O desenvolvimento dos valores e ideais. Durante o processo de desenvolvimento, a pessoa é chamada a definir-se um específico sistema de valores. Na vida sacerdotal, são particularmente importantes os valores autotranscendentes, ou seja, os valores que têm origem na Revelação, e que conduzirão a pessoa, graças ao empenho pessoal e à ação do Espírito, à autotranscendência teocêntrica. Entre estes valores estão incluídos o amor (ágape), o seguimento a Jesus Cristo, a oração, a doação de si, etc. É necessário estar atento à diferença entre a proclamação de tais valores, e sua vivência (os valores meramente proclamados e os efetivamente vividos). Muitos valores são proclamados, mas quais verdadeiramente fazem parte da personalidade do seminarista? Em outras palavras, seria a pergunta sobre o nível de internalização dos valores. Até que ponto os valores cristãos e sacerdotais estão integrados e fazem parte da personalidade?

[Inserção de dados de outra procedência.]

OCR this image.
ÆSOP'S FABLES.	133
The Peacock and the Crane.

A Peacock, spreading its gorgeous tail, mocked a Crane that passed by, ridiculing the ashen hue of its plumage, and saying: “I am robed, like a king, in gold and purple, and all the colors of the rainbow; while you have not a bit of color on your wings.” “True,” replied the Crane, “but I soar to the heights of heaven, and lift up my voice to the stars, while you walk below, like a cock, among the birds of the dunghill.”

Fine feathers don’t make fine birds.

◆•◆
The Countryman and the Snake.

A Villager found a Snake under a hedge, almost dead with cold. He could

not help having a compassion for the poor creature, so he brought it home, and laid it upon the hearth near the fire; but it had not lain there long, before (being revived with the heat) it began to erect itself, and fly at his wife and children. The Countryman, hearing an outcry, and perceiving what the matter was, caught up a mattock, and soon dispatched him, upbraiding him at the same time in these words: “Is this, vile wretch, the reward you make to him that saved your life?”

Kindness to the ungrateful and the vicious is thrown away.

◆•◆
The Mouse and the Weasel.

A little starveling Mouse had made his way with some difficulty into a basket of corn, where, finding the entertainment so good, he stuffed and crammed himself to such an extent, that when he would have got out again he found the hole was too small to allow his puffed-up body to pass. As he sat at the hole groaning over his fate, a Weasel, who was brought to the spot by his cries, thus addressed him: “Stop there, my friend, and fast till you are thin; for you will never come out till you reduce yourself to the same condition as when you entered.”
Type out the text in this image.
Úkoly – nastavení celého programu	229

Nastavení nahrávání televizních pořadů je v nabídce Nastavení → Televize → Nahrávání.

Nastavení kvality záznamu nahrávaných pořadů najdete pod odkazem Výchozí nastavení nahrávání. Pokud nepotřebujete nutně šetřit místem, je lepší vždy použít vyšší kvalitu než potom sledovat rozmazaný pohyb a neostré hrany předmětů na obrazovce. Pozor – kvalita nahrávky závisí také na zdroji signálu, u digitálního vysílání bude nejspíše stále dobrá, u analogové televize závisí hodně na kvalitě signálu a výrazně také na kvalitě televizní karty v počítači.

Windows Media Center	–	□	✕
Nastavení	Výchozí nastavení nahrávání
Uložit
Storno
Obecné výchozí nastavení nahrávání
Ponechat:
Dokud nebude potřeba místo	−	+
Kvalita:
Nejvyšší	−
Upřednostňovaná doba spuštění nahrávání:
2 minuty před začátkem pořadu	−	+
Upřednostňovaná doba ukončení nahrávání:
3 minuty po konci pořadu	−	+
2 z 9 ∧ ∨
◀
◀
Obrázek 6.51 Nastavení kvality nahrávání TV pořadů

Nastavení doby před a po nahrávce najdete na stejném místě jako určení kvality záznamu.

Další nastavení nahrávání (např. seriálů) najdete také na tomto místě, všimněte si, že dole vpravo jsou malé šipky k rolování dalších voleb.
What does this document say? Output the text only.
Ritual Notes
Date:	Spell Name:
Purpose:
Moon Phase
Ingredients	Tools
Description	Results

Relação entre necessidades e valores nas atitudes. Em toda atitude há valores e necessidades que interagem. Não há motivações puras, com apenas um destes componentes. O que muda é o nível de centralidade de tais componentes. Para a eficácia e perseverança vocacional, semelhante questionamento, sobre o componente motivacional, é de suma importância. Determinada atitude é motivada pela virtude da caridade, do amor ágape, ou pela necessidade de ser visto como o melhor, e ser aplaudido? Esta dinâmica se torna ainda mais complexa dada a presença de diferentes níveis de inconsciência de si e do próprio funcionamento mental. O inconsciente ocupa um papel muito importante em toda psicodinâmica.
A Ratio Fundamentalis nos estimulou à redação ou à atualização dos projetos pedagógicos dos nossos seminários, bem como do programa de formação permanente dos presbíteros. Estes documentos serão guias para a organização das atividades formativas em cada etapa. Sabemos que o objetivo é a formação de presbíteros, para o serviço ao Reino de Deus. Os meios, os instrumentos, as intervenções pedagógicas, aptas a atingir tão desafiante objetivo, deverão ser objeto de atenta e acurada reflexão, envolvendo todas as pessoas implicadas neste processo. Como foi dito anteriormente, a formação sacerdotal não é outra coisa senão um específico processo de desenvolvimento da pessoa, em sua integralidade. As reflexões aqui desenvolvidas têm por objetivo servirem de auxílio aos que se dedicarem a esta tarefa.
[1]“O objetivo dessas diretrizes é dar destaque à formação integral da pessoa, colocando a centralidade do itinerário formativo sobre a maturação afetiva e humana do seminarista (…)”. Doc. 110 CNBB, nº144.
[2]MANENTI, Alessandro. Lo sviluppo umano fra Psicologia e Mistero. Rivista di studi politici internazionali, v. 70, n. 2, 2003.